Some of the benefits of regular eye exams include:

  1. Your eye doctor can make sure everything’s in working order. Your eye doctor might look at how your eyes work together, how well you can make out objects near or far from you and how well your eyes can focus.
  2. Your doctor can monitor eye changes. A once-a-year visit can detect small changes in your eyes. This can prevent eye problems before they become major issues.
  3. Your doctor can also monitor your children’s eyes. Your children may not be aware what 20/20 vision looks like. Consequently, they might not report any issues with seeing. Your eye doctor can diagnose their vision problems before those problems begin to interfere with important aspects of their life, like school performance.
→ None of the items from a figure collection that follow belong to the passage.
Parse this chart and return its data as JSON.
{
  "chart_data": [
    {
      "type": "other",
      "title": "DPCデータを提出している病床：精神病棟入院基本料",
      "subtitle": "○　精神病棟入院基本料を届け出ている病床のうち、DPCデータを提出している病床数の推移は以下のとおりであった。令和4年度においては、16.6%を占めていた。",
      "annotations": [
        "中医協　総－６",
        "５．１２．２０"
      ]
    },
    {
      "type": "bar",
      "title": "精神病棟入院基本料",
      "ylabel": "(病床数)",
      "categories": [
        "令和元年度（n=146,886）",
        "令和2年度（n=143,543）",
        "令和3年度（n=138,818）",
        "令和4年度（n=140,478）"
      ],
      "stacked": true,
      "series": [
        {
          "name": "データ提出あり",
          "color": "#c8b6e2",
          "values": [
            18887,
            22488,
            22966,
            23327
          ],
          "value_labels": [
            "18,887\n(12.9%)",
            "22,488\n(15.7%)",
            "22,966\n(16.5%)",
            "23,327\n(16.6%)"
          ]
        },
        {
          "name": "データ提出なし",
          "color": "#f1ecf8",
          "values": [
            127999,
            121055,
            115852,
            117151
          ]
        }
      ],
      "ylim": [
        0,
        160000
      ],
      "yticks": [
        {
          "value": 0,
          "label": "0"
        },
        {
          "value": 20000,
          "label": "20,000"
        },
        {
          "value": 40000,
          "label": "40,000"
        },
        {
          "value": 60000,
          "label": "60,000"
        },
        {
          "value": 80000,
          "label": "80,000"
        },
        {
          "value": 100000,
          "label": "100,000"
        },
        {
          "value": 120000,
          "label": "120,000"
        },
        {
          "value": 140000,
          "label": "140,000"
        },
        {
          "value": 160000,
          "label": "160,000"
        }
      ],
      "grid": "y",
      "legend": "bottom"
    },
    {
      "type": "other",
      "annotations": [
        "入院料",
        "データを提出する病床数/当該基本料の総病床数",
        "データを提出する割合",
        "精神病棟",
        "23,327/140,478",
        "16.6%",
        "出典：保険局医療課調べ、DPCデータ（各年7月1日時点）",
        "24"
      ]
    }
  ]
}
Take Control of Your Vision Today

March is National Save Your Vision Month, a designation from the American Optometric Association. This year, the organization is promoting awareness around digital eye strain and the importance of receiving regular, comprehensive eye exams from a doctor of optometry.

Your eyes are a window to the world, and your vision is precious. By practicing a good eye care routine and scheduling an appointment with your eye doctor once a year, you can expect to maintain your good vision!